An experimental treatment can essentially reverse type 1 diabetes in certain types of laboratory mice. An injection of the therapeutic agent converts cells that normally control glucose production into ones that generate insulin.
What this implies for millions of people who have type 1 diabetes is that there is a chance that individuals could eventually regenerate their own insulin-producing capacity, restore their normal blood glucose balance, and hopefully help them make progress toward being free of the disease, the researchers say.
Glucagon and insulin are produced by groups of cells in the pancreas known as islets of Langerhans. These hormones work in tandem to keep blood glucose under control. However, Type 1 diabetes disrupts that process by triggering the body’s immune system to attack and destroys insulin-producing cells. As a result, most people with Type 1 diabetes rely on insulin injections or pumps to survive.
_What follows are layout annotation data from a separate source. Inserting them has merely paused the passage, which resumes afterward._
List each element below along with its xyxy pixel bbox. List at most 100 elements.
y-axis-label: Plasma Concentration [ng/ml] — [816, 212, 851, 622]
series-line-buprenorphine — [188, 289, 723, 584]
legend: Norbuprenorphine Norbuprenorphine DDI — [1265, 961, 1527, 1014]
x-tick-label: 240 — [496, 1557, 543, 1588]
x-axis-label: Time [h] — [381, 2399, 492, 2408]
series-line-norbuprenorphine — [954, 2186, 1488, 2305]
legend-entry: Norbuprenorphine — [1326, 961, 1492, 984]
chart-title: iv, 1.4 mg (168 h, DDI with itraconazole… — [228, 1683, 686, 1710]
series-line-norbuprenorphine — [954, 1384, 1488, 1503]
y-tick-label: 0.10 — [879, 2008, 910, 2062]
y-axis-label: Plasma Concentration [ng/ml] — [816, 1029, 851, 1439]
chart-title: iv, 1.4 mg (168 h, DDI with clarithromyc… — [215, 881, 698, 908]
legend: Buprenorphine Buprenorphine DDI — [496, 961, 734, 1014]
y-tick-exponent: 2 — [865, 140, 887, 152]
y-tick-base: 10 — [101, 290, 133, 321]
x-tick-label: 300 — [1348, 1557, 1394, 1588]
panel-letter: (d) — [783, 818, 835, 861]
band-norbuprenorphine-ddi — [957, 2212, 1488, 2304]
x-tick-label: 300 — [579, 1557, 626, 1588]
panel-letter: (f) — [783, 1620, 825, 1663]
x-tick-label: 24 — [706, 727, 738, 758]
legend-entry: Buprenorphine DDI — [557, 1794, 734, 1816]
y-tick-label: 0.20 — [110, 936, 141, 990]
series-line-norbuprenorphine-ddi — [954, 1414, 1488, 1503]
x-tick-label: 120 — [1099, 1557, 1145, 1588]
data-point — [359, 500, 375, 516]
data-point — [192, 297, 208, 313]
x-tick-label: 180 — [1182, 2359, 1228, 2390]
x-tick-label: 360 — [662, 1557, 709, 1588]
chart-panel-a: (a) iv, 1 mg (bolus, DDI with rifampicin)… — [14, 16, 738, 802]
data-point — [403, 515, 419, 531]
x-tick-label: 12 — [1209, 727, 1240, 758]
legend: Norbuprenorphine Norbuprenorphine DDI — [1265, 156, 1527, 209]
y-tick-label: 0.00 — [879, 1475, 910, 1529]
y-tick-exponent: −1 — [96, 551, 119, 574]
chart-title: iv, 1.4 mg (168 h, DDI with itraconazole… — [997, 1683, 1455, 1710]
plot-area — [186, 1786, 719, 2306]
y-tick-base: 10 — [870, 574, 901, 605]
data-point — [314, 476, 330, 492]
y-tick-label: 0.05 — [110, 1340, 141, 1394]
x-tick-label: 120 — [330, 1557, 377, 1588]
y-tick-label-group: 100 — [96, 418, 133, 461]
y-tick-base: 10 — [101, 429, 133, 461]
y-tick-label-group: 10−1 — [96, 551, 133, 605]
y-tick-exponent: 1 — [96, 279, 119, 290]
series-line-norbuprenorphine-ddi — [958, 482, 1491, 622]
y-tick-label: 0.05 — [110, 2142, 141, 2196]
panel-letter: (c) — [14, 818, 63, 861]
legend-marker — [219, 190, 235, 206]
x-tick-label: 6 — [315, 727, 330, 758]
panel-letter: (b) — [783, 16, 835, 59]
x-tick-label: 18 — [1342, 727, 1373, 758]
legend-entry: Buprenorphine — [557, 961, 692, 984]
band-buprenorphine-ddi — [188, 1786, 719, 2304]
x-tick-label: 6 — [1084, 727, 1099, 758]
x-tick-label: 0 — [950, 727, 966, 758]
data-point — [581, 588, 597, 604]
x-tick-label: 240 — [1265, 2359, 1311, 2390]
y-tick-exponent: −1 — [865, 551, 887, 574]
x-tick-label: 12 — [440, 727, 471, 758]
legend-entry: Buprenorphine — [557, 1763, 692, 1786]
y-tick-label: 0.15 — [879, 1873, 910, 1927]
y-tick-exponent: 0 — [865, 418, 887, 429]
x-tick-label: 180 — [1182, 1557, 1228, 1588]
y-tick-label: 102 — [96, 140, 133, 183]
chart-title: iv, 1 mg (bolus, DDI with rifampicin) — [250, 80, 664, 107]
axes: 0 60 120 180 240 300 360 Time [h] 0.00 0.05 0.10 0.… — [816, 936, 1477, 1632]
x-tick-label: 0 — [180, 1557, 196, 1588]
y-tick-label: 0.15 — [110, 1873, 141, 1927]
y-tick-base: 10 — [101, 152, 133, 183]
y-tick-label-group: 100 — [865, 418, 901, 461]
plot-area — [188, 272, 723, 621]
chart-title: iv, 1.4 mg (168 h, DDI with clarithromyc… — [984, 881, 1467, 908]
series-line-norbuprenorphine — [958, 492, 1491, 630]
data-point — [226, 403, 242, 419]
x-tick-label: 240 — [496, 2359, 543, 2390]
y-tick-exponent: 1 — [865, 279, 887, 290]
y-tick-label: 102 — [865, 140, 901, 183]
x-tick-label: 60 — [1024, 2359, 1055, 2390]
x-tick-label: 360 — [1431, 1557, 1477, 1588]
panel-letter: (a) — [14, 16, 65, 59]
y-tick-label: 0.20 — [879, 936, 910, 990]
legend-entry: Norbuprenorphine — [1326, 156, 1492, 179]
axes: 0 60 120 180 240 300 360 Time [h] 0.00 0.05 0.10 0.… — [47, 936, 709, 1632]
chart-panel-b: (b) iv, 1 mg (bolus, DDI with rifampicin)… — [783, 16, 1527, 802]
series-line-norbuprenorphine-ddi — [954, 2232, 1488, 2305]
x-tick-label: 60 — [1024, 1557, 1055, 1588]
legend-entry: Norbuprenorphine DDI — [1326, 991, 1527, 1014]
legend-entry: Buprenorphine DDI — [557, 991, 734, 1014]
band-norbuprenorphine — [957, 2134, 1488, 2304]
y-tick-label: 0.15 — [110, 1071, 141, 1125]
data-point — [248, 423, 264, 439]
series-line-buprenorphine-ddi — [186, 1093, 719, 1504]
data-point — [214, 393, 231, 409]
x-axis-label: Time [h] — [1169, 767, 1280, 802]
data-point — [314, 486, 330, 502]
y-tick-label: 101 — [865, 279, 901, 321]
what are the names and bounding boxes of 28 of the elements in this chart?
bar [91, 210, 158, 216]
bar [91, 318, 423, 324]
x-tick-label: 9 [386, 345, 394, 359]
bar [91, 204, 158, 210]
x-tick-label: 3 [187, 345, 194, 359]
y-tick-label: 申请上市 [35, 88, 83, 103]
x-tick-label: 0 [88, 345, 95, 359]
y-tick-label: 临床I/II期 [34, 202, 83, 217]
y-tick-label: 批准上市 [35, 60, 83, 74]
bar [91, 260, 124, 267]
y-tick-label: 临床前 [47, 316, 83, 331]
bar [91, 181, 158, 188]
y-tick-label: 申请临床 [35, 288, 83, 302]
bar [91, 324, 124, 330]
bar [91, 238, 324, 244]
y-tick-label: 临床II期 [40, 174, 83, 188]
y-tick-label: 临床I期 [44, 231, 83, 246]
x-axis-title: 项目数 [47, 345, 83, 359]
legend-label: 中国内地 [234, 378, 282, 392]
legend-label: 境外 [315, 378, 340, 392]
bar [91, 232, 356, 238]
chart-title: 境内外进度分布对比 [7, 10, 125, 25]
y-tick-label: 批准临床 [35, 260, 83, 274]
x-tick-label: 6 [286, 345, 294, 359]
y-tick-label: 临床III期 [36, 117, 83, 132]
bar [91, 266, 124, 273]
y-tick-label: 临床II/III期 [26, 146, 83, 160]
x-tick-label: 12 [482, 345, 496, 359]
To determine if they could reverse this condtion, the scientists induced diabetes in mice. When these same mice were given a human monoclonal antibody that blocks glucagon binding in the liver, their blood glucose levels normalized and circulating blood levels of insulin were restored. Looking closer, they found that the glucagon producing cells had started making insulin instead.
The researchers are now beginning to investigate how glucagon cells convert into insulin-producing cells and avoid being damaged by the immune system to see if they can gain insights into new ways of helping people with diabetes.